O tema de capa do presente número da P&C concentra-se nas barragens, com as suas múltiplas funções e implicações. Os conteúdos dos artigos que dão corpo a esta nova abordagem do tema mostram bem como ele é complexo e controverso.

Como engenheiro, é meu dever respeitar os princípios do desenvolvimento sustentável. Aquele que, segundo Chrisna du Plessis, permite manter um equilíbrio dinâmico duradouro entre as exigências das pessoas em equidade, prosperidade e qualidade de vida e o que é ecologicamente possível. Não tenho dúvidas que a construção de mais barragens em Portugal é dispensável e que há alternativas mais respeitadoras da sustentabilidade.

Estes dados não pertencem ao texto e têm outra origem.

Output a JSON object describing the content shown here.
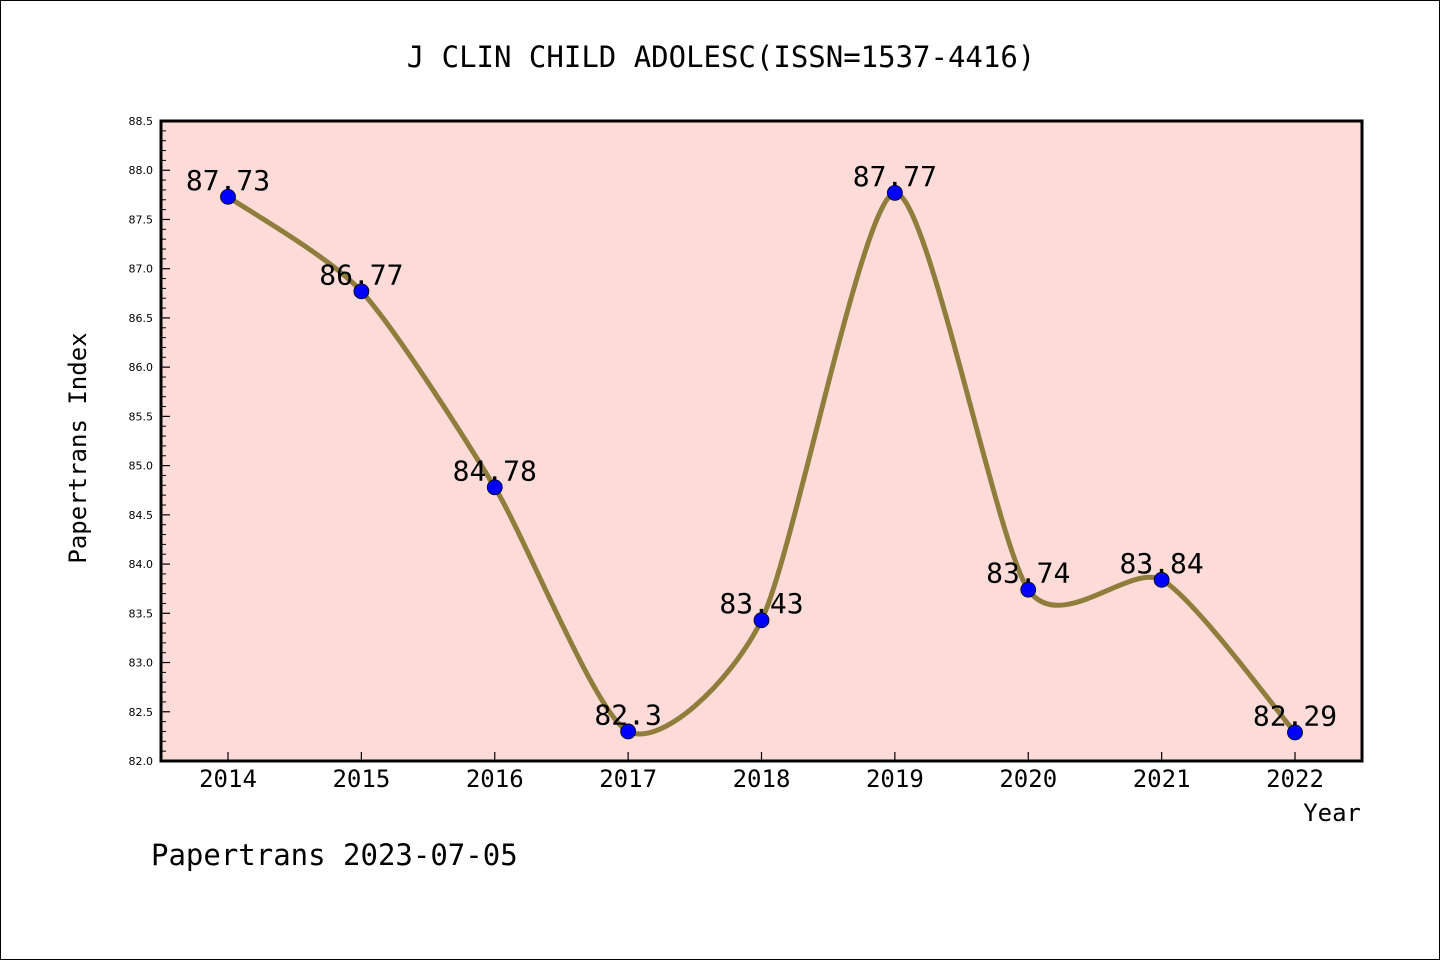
{
  "chart_data": {
    "type": "line",
    "title": "J CLIN CHILD ADOLESC(ISSN=1537-4416)",
    "xlabel": "Year",
    "ylabel": "Papertrans Index",
    "footer": "Papertrans 2023-07-05",
    "categories": [
      "2014",
      "2015",
      "2016",
      "2017",
      "2018",
      "2019",
      "2020",
      "2021",
      "2022"
    ],
    "values": [
      87.73,
      86.77,
      84.78,
      82.3,
      83.43,
      87.77,
      83.74,
      83.84,
      82.29
    ],
    "data_labels": [
      "87.73",
      "86.77",
      "84.78",
      "82.3",
      "83.43",
      "87.77",
      "83.74",
      "83.84",
      "82.29"
    ],
    "ylim": [
      82.0,
      88.5
    ],
    "yticks": [
      "82.0",
      "82.5",
      "83.0",
      "83.5",
      "84.0",
      "84.5",
      "85.0",
      "85.5",
      "86.0",
      "86.5",
      "87.0",
      "87.5",
      "88.0",
      "88.5"
    ],
    "grid": false,
    "legend": "none",
    "colors": {
      "plot_background": "#fddbd9",
      "line": "#8f7d3b",
      "marker": "#0000ff",
      "axis": "#000000"
    }
  }
}
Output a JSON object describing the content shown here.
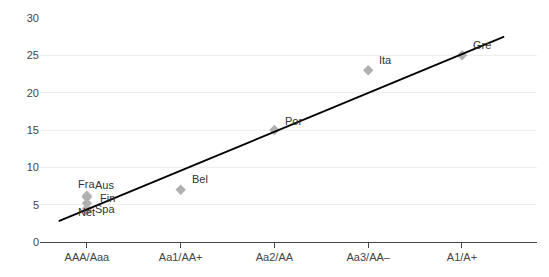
{
  "chart_data": {
    "type": "scatter",
    "xlim": [
      -0.5,
      4.8
    ],
    "xticks": [
      {
        "value": 0,
        "label": "AAA/Aaa"
      },
      {
        "value": 1,
        "label": "Aa1/AA+"
      },
      {
        "value": 2,
        "label": "Aa2/AA"
      },
      {
        "value": 3,
        "label": "Aa3/AA–"
      },
      {
        "value": 4,
        "label": "A1/A+"
      }
    ],
    "ylim": [
      0,
      30
    ],
    "yticks": [
      0,
      5,
      10,
      15,
      20,
      25,
      30
    ],
    "grid": "y",
    "series": [
      {
        "type": "scatter",
        "marker": "diamond",
        "color": "#b0b0b0",
        "x": [
          0,
          0,
          0,
          0,
          0,
          1,
          2,
          3,
          4
        ],
        "values": [
          6.2,
          6.0,
          4.2,
          4.5,
          5.2,
          7.0,
          15.0,
          23.0,
          25.0
        ],
        "labels": [
          "Fra",
          "Aus",
          "Net",
          "Spa",
          "Fin",
          "Bel",
          "Por",
          "Ita",
          "Gre"
        ]
      },
      {
        "type": "line",
        "color": "#000000",
        "x": [
          -0.3,
          4.45
        ],
        "values": [
          2.8,
          27.5
        ]
      }
    ]
  }
}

Com exceção das barragens romanas ou como tal percebidas, este tipo de obra não tem, entre nós, merecido grande atenção enquanto património cultural construído. O Sistema de Informação para o Património Arquitetónico (SIPA) contém registos de 24 barragens "monumento", a maior parte das quais referenciadas como romanas. Que a barragem de Foz Tua pudesse ser travada, e que os blocos de betão já construídos pudessem ficar para a história como um monumento à visão da atual geração e como prova de que, afinal, tinha algum respeito pelos direitos dos que vêm a seguir!